All of this flips the traditional model for a presentation on its head: the template for sharing information and data isn’t the classroom or lecture — it’s the study hall. Tufte suggests taking whatever information you want to share, turning it into a brief document and then starting each meeting with a period of time when your audience silently reads what you’ve written. After that, questions and discussion can naturally emerge. In a public meeting, this approach would allow you to jump directly into discussion without making participants sit through a 45-minute presentation. Executives at major tech firms fed up with the traditional PowerPoint presentation have embraced this approach, citing the benefits of a fully informed audience and the efficiencies of allowing everyone to focus on the pieces of information relevant to them.

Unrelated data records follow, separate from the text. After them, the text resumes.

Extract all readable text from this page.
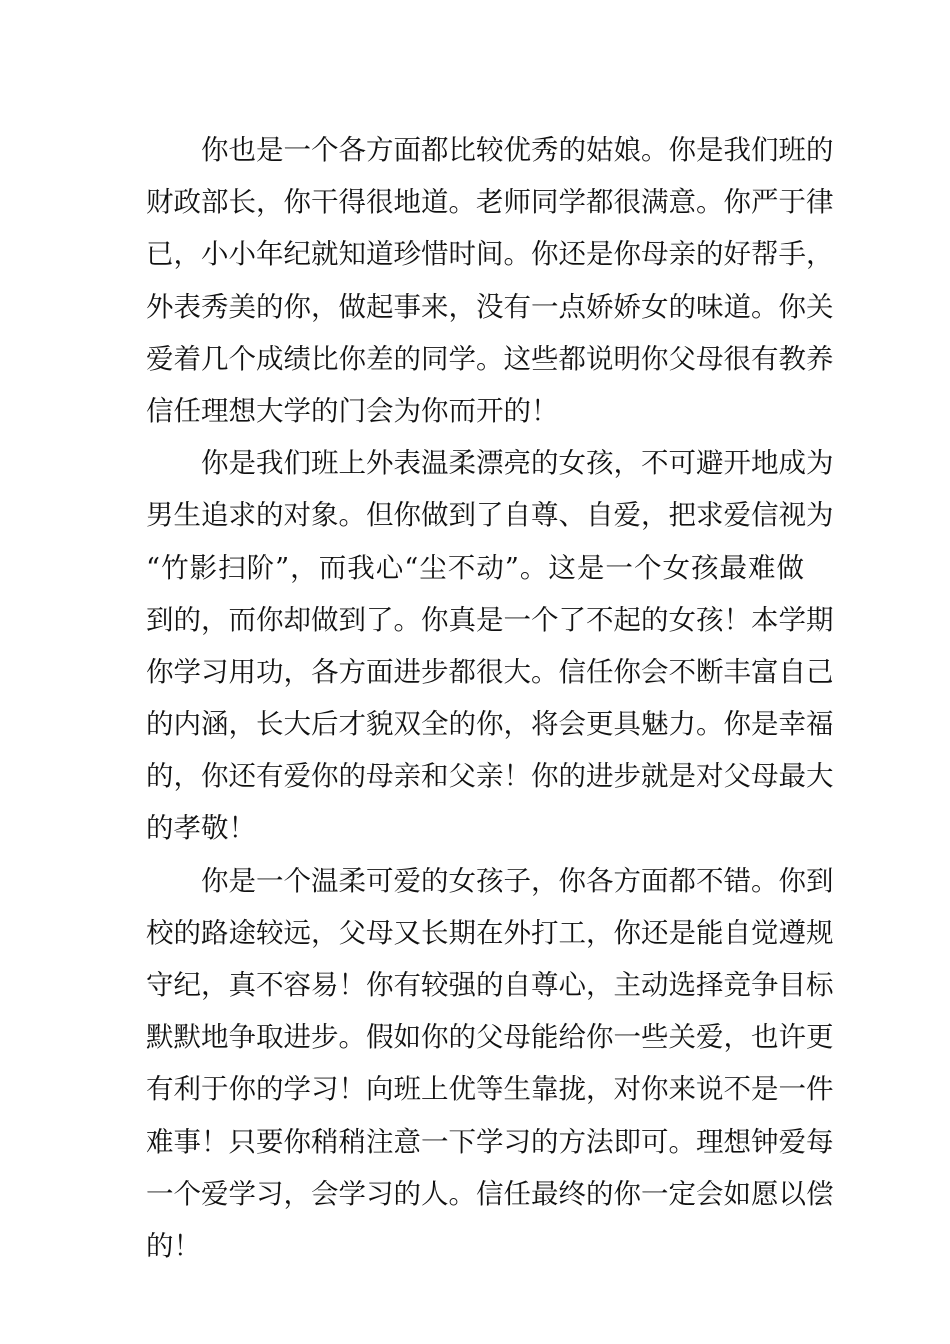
你也是一个各方面都比较优秀的姑娘。你是我们班的
财政部长，你干得很地道。老师同学都很满意。你严于律
已，小小年纪就知道珍惜时间。你还是你母亲的好帮手，
外表秀美的你，做起事来，没有一点娇娇女的味道。你关
爱着几个成绩比你差的同学。这些都说明你父母很有教养
信任理想大学的门会为你而开的！
你是我们班上外表温柔漂亮的女孩，不可避开地成为
男生追求的对象。但你做到了自尊、自爱，把求爱信视为
“竹影扫阶”，而我心“尘不动”。这是一个女孩最难做
到的，而你却做到了。你真是一个了不起的女孩！本学期
你学习用功，各方面进步都很大。信任你会不断丰富自己
的内涵，长大后才貌双全的你，将会更具魅力。你是幸福
的，你还有爱你的母亲和父亲！你的进步就是对父母最大
的孝敬！
你是一个温柔可爱的女孩子，你各方面都不错。你到
校的路途较远，父母又长期在外打工，你还是能自觉遵规
守纪，真不容易！你有较强的自尊心，主动选择竞争目标
默默地争取进步。假如你的父母能给你一些关爱，也许更
有利于你的学习！向班上优等生靠拢，对你来说不是一件
难事！只要你稍稍注意一下学习的方法即可。理想钟爱每
一个爱学习，会学习的人。信任最终的你一定会如愿以偿
的！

Many of these approaches might sound like a great way to run a meeting with a coterie of experts but ill-advised for larger audiences. I would argue that the underlying principles of credibility and allowing your audience to find the information that interests them can and do apply even to work with the general public. At its heart, Tufte is asking presenters to put themselves in the audience and ask, “What do I like in a presentation?”